Generation 2+ antisense drug
ION541, also known as BIIB105, is an investigational antisense medicine targeting ataxin 2 (ATXN2) RNA. It is designed to prevent the production of ATXN2 protein and is being developed as a potential therapy for sporadic Amyotrophic Lateral Sclerosis (ALS), and other indications. About 90% of ALS1 is sporadic, with no apparent familial history. Aggregates of TDP-43 protein in motor neurons is a pathological hallmark of sporadic ALS and induces toxicity in motor neurons. ATXN2 has been shown to modulate TDP-43 toxicity2-3. In addition, human genetic data has also identified a link between ATXN2 and ALS4. It is hypothesized that reduction of ATXN2 will ameliorate the underlying TDP-43 pathology and reverse or prevent disease progression in sporadic ALS1.
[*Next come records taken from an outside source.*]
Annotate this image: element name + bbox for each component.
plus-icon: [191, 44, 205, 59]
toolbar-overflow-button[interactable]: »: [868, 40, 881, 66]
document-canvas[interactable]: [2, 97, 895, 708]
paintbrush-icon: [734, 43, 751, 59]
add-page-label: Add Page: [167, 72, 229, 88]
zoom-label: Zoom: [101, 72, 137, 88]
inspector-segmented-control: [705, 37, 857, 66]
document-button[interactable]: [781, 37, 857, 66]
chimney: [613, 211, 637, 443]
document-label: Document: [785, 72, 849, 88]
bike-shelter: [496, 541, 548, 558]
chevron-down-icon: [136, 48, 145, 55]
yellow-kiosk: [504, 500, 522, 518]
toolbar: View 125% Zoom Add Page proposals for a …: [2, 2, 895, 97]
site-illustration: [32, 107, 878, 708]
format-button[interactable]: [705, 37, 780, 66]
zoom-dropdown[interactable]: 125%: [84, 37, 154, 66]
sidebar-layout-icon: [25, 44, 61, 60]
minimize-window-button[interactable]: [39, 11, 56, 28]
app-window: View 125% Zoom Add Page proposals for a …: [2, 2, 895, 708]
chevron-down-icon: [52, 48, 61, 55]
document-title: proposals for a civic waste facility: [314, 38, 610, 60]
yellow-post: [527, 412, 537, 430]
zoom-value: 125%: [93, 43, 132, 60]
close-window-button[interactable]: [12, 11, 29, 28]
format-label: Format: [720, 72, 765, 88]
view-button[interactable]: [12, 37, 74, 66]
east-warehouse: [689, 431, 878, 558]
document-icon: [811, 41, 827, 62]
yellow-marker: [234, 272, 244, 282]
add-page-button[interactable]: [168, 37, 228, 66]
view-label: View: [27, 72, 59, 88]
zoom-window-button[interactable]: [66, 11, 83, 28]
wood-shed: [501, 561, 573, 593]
About Amyotrophic Lateral Sclerosis
ALS is a rare, fatal neurodegenerative disorder characterized by loss and dysfunction of neurons in motor pathways with a prevalence of approximately five cases per 100,000 persons in the U.S.1 There are two forms of ALS: inherited (familial) and sporadic. The sporadic form accounts for about 90% all ALS cases. People with ALS suffer progressive degeneration of motor neurons, which results in a declining quality of life and ultimately death. People with ALS experience muscle weakness, loss of movement, difficulty in breathing and swallowing and eventually succumb to their disease. Currently, treatment options for patients with ALS are extremely limited with no drugs that significantly slow disease progression.